Valdez, who now practices immigration law in Houston, said that under their growing relationship, attorneys — the only ones who had access inside the center — typically described to activists the conditions and developments there. All used that information to consider their strategy in the campaign to close the center.

But the informal partnership was occasionally tinged with difficulty. Sometimes, activists wanted to know more than the attorneys could share because of attorney-client privilege, Hines said.

"We had to say, 'This is what I can tell you and you just have to trust me,' " Valdez recalled.

Activists had to learn to accept that while they were advocating a cause, attorneys were representing the best interests of their clients, said MaryEllen Kersch, a former Georgetown mayor who attended many of the vigils and organized a public forum on family detention.
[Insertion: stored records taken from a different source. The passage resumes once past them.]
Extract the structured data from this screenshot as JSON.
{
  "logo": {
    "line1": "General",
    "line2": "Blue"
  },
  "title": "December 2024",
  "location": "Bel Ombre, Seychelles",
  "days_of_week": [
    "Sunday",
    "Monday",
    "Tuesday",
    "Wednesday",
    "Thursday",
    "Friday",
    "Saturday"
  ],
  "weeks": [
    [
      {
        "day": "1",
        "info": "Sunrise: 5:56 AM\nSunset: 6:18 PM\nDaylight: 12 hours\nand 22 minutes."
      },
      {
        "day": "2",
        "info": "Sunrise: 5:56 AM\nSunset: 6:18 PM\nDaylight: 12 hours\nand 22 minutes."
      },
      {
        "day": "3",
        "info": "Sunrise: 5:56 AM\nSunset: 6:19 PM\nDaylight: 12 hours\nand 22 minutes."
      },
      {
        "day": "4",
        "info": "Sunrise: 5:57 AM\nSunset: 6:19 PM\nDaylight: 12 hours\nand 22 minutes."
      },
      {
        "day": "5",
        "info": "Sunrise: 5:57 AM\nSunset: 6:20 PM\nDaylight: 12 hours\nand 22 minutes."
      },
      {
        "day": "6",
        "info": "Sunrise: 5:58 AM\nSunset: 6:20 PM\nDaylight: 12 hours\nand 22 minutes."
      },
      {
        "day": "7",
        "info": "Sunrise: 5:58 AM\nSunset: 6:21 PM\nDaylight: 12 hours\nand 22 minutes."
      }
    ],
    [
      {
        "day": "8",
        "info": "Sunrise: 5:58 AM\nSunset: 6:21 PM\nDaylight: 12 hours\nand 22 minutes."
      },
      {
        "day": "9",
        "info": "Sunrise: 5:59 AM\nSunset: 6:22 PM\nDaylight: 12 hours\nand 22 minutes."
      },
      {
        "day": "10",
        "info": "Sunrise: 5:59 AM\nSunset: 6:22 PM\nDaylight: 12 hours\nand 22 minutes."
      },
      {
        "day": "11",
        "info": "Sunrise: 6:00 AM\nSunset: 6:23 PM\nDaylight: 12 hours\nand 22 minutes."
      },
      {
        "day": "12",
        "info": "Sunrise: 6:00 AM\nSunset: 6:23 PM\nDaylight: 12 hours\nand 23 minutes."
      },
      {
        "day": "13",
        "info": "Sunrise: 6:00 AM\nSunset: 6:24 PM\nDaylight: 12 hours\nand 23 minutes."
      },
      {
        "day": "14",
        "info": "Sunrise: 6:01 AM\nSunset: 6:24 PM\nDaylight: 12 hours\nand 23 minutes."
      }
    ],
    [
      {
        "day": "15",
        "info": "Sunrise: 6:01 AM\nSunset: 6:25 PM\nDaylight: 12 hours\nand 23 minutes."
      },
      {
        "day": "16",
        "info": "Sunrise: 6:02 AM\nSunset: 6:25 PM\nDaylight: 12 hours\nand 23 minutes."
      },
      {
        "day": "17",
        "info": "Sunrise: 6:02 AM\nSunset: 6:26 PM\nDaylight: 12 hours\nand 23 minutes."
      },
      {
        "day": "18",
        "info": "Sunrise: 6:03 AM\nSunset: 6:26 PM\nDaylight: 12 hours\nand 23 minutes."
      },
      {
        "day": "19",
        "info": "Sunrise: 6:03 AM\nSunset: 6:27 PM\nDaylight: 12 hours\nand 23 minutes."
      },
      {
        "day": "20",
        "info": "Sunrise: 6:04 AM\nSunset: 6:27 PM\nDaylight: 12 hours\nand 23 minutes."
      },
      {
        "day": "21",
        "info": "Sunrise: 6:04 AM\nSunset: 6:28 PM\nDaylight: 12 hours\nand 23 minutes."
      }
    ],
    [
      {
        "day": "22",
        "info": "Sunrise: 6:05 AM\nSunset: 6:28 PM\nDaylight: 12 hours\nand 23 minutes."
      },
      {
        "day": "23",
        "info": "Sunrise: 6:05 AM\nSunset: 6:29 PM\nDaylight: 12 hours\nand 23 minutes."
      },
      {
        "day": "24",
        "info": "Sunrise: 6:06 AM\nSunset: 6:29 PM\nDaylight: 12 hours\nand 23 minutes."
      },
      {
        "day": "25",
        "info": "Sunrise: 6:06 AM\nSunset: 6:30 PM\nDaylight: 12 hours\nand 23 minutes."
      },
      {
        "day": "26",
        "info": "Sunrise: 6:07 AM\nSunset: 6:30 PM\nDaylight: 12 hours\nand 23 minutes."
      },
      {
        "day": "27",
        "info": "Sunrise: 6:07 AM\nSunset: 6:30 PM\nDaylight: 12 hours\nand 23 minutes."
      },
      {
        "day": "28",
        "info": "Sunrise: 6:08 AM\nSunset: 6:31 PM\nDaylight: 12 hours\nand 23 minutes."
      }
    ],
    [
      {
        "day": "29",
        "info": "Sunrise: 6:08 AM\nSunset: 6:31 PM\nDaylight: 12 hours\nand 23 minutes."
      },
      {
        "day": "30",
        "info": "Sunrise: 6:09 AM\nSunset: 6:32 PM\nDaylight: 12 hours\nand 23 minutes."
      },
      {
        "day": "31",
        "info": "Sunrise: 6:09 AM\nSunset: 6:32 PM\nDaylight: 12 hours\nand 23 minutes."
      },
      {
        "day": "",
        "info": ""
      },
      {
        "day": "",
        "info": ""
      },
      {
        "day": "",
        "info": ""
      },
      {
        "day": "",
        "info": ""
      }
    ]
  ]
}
Kersch said that though she understood it was best for the plaintiffs, the settlement in the 2007 lawsuit that accused the government of violating the rights of minors at the center disappointed her.

"From a reformer's point of view, it sort of took the heat off the issue and gave what was being done (at Hutto) a little bit of a cover of acceptability," Kersch said.

She said diverse groups never lost sight of their overarching goal. "We all agreed on one thing: that T. Don Hutto needed to stop putting kids in prison."